O dever de sigilo profissional imposto ao advogado e as prerrogativas profissionais a ele asseguradas não têm em vista assegurar privilégios pessoais, mas sim os direitos dos cidadãos. Nessa direção, José Afonso da Silva afirma que a inviolabilidade da atividade do advogado, “na verdade, é uma proteção ao cliente que confia a ele documentos e confissões da esfera íntima, de natureza conflitiva e não raro objeto de reivindicação (...)” (Curso de Direito Constitucional Positivo. 5ª ed. São Paulo: RT, 1989, p. 504).

Em paradigmático voto, no julgamento do RMS 67.105/SP, o Ministro Luis Felipe Salomão, citando Walter Ceneviva, lembra que “a advocacia, enquanto função essencial da Justiça, por definição constitucional, não sobrevive se não for a certeza de que o sigilo profissional representa a base sobre a qual se sustenta seu exercício”.

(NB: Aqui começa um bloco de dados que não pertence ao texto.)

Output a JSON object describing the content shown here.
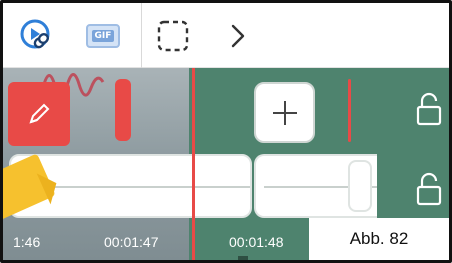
{
  "toolbar": {
    "buttons": [
      {
        "name": "video-link",
        "icon": "video-link-icon"
      },
      {
        "name": "gif",
        "icon": "gif-icon",
        "label": "GIF"
      },
      {
        "name": "select-region",
        "icon": "dashed-selection-icon"
      },
      {
        "name": "next",
        "icon": "chevron-right-icon"
      }
    ]
  },
  "timeline": {
    "add_button_icon": "plus-icon",
    "lock_icon": "lock-open-icon",
    "timestamps": [
      "1:46",
      "00:01:47",
      "00:01:48"
    ]
  },
  "caption": "Abb. 82",
  "colors": {
    "timeline_bg": "#4e836e",
    "accent_red": "#e84a47",
    "icon_blue": "#2f7fd8",
    "highlighter": "#f6c12e"
  }
}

Logicamente, não há empecilho ao deferimento de medidas restritivas contra advogado investigado ou acusado da prática de crimes. Também não há ilicitude na conduta do advogado que apresenta em juízo documentos e provas de que dispõe em razão do exercício profissional para se defender de imputação de prática de crime feita por um cliente, em razão do princípio da ampla defesa e contraditório.

O que é inadmissível é a conduta do advogado que, sponte propria, independentemente de provocação e na vigência de mandato de procuração que lhe foi outorgado, grava clandestinamente suas comunicações com seus clientes com objetivo delatados, e entrega às autoridades investigativas documentos de que dispõe em razão da profissão, violando o dever de sigilo profissional (art. 34, VII, da Lei nº 8.906/94).

Aliás, no julgamento da Rcl 37.235/RO, o Ministro Gilmar Mendes, na Segunda Turma do Supremo Tribunal Federal, enfatizou que o sigilo profissional do advogado é “premissa fundamental para exercício efetivo do direito de defesa e para a relação de confiança entre defensor técnico e cliente” (DJe de 27/5/2020).

Não é por outra razão que a Lei nº 14.365/2022, que alterou a Lei nº 8.904/94, passou a dispor no § 6º-I do art. 7º:

Art. 7º (...)

§ 6º-I. É vedado ao advogado efetuar colaboração premiada contra quem seja ou tenha sido seu cliente, e a inobservância disso importará em processo disciplinar, que poderá culminar com a aplicação do disposto no inciso III do caput do art. 35 desta Lei, sem prejuízo das penas previstas no art. 154 do Decreto-Lei nº 2.848, de 7 de dezembro de 1940 (Código Penal).

 

Embora esse dispositivo não estivesse em vigência na data dos fatos, sua dicção reforça a interpretação quanto à ilicitude da colaboração premiada contra quem era seu cliente.

 

Não havia justa causa para se afastar o dever de sigilo profissional

Na espécie, não se evidencia justa causa a excepcionar o dever de sigilo profissional. Conforme já mencionado, o advogado não estava sendo investigado ou acusado de prática delitiva, pois - como já mencionado - as investigações somente se iniciaram com a sua delatio criminis e provas entregues espontaneamente ao Ministério Público.

Também não se trata de hipótese de advogado acusado pelo próprio cliente da prática delitiva, que, necessitando defender-se, apresenta provas de sua inocência.

Vê-se, portanto, a inequívoca a ausência de causa justificadora para violação do dever de sigilo profissional do advogado, imposto no art. 34, VII, da Lei nº 8.904/94:

Art. 34. Constitui infração disciplinar:

(...)

VII - violar, sem justa causa, sigilo profissional;

 

É inadmissível que o Poder Judiciário dê guarida a atos negociais firmados em desrespeito à lei e em ofensa ao princípio da boa-fé objetiva.

A conduta do advogado que em má-fé delata seu cliente, sem justa causa, ocasiona a desconfiança sistêmica na própria instituição, cuja indispensabilidade para administração da justiça é reconhecida no art. 133 da Constituição Federal.

Diante disso, inafastável a conclusão quanto à ilegalidade da conduta do advogado que trai a confiança nele depositada, utilizando-se de posição privilegiada, para delatar seus clientes e firmar acordo com o Ministério Público.

 

Em suma:

São ilícitas as provas obtidas em acordo de delação premiada firmado com advogado que, sem justa causa, entrega às autoridades investigativas documentos e gravações obtidas em virtude de mandato que lhe fora outorgado, violando o dever de sigilo profissional.

STJ. 5ª Turma. RHC 164.616-GO, Rel. Min. João Otávio de Noronha, julgado em 27/09/2022 (Info 751).